Suasana terkesan sangat berbeda dibandingkan Pileg kemarin, bahkan Pilpres 5 tahun yang lalu. Bedanya adalah antusiasme warga yang lebih baik dari biasanya, paling tidak itulah yang terlihat di TPS 9 Grogol, Sukoharjo. Walaupun tidak terlalu banyak antrian, namun tingkat partisipasi warga kali ini adalah yang tertinggi dibandingkan dengan sebelumnya. Memang suasana Pilpres 2014 sudah terasa berbeda auranya. Selain masyarakat terpecah pada 2 kubu yang kebetulan berimbang, munculnya perang fitnah dan black campaign yang terasa sangat dominan memicu masyarakat luas secara emosional lebih terlibat dan merasa sangat penting untuk menentukan sikap. Memang memprihatinkan bukan. Jarang terlihat kedua kubu timses beradu konsep membawa Indonesia menjadi lebih baik, tapi justru lebih kental saling menjegal dan menjelekkan. Dari sisi ini, kita patut bersedih, karena wajah demokrasi Indonesia yang konon berjalan semakin baik, namun ternyata prosesnya terkesan menghalalkan segala cara untuk meraih kemenangan.

Kembali ke TPS.

Salah satu hal yang menarik adalah ketika kita mencermati data-data. Di TPS ini terdaftar 319 nama yang tercantum di DPT, dengan tingkat partisipasi sebanyak 331 surat suara terpakai. Sampai di sini, data tampak normal, dan tingkat partisipasinya bagus. Namun kalau ditelusuri lebih dalam, dari 331 pemilih yang memberikan suara, mereka yang datang memenuhi undangan hanyalah 158 orang, sementara 168 orang memilih menggunakan KTP (karena tidak mendapat undangan), dan 6 orang menggunakan form A5 (dari TPS lain).

Data di atas menggambarkan adanya permasalahan data pemilih yang sudah tidak up to date. Beberapa persoalan yang mungkin terjadi adalah sebagai berikut :


  • Mutasi orang yang tidak terdeteksi, dalam arti warga yang mendapat undangan itu sudah tidak tinggal lagi di alamat yang tertulis di DPT. Kadang bisa terjadi kesalahan ada pada warga itu sendiri karena pindah ke kota lain namun tidak mau mengurus surat pindah.
  • Data yang tertukar dengan TPS lain, terutama TPS yang bersebelahan karena kesalahan dalam melakukan cut-off data.
  • Alamat tidak jelas sehingga kesulitan dalam pengiriman undangan.
  • Ada warga yang tidak terdeteksi. Hal ini terkait dengan keterlambatan pengkinian data, karena data yang muncul belum mengakomodasi mutasi orang, atau warisan Pantarlih jaman dulu, khususnya  pada orang-orang yang memang sulit ditemui untuk di data.

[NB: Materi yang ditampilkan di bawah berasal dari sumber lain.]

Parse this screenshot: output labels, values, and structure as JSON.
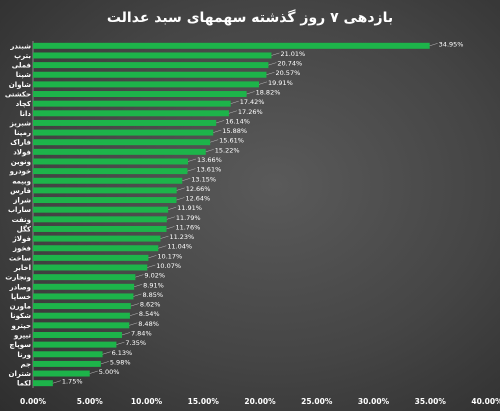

Persoalan data inilah yang menjadikan banyak orang diundang tidak hadir, sebaliknya ada warga yang memiliki hak suara malah tidak terdaftar, yang untung masih dapat menggunakan hak pilihnya dengan menunjukkan KTP yang masih berlaku.

Persoalan lain yang muncul adalah mengenai sosialisasi tentang  formulir A5 yang ternyata belum semua orang mengerti, sehingga ada orang yang terlambat, atau bahkan tidak tahu bagi orang yang sedang merantau atau bepergian ke luar kota harus membawa form A5 ini. Sekalipun bisa di download dari internet, ternyata tidak semua orang juga tahu. Masih untung bila para perantau itu adalah mahasiswa, atau golongan pekerja kantoran yang melek internet dan informasi. Akan tetapi profesi seperti pembantu rumah tangga misalnya, kadang kurang tersosialisasi dengan baik mengenai masalah ini.

Melihat persoalan di atas, masalah ketertiban data dan penyederhanaan mekanisme registrasi pemilih perlu menjadi prioritas bagi KPU untuk memperbaiki sistem Pemilu di masa yang akan datang, sekaligus lebih menjamin hak rakyat agar seminimal mungkin mencegah orang kehilangan hak pilih gara-gara masalah administratif. Apalagi setelah diterapkannya E-KTP, semestinya data E-KTP dapat dimanfaatkan untuk segala hal, termasuk pendataan Pemilu. Akan lebih baik lagi bila sudah mulai dipikirkan agar nantinya Pemilu dapat dilakukan secara elektronik dengan memanfaatkan data E-KTP tersebut, tentu akan lebih mudah, praktis dan hemat.

Dan akhir kata, semoga pesta demokrasi kali ini berakhir dengan baik. Siapapun pemenangnya semoga dapat menjadikan Indonesia lebih baik.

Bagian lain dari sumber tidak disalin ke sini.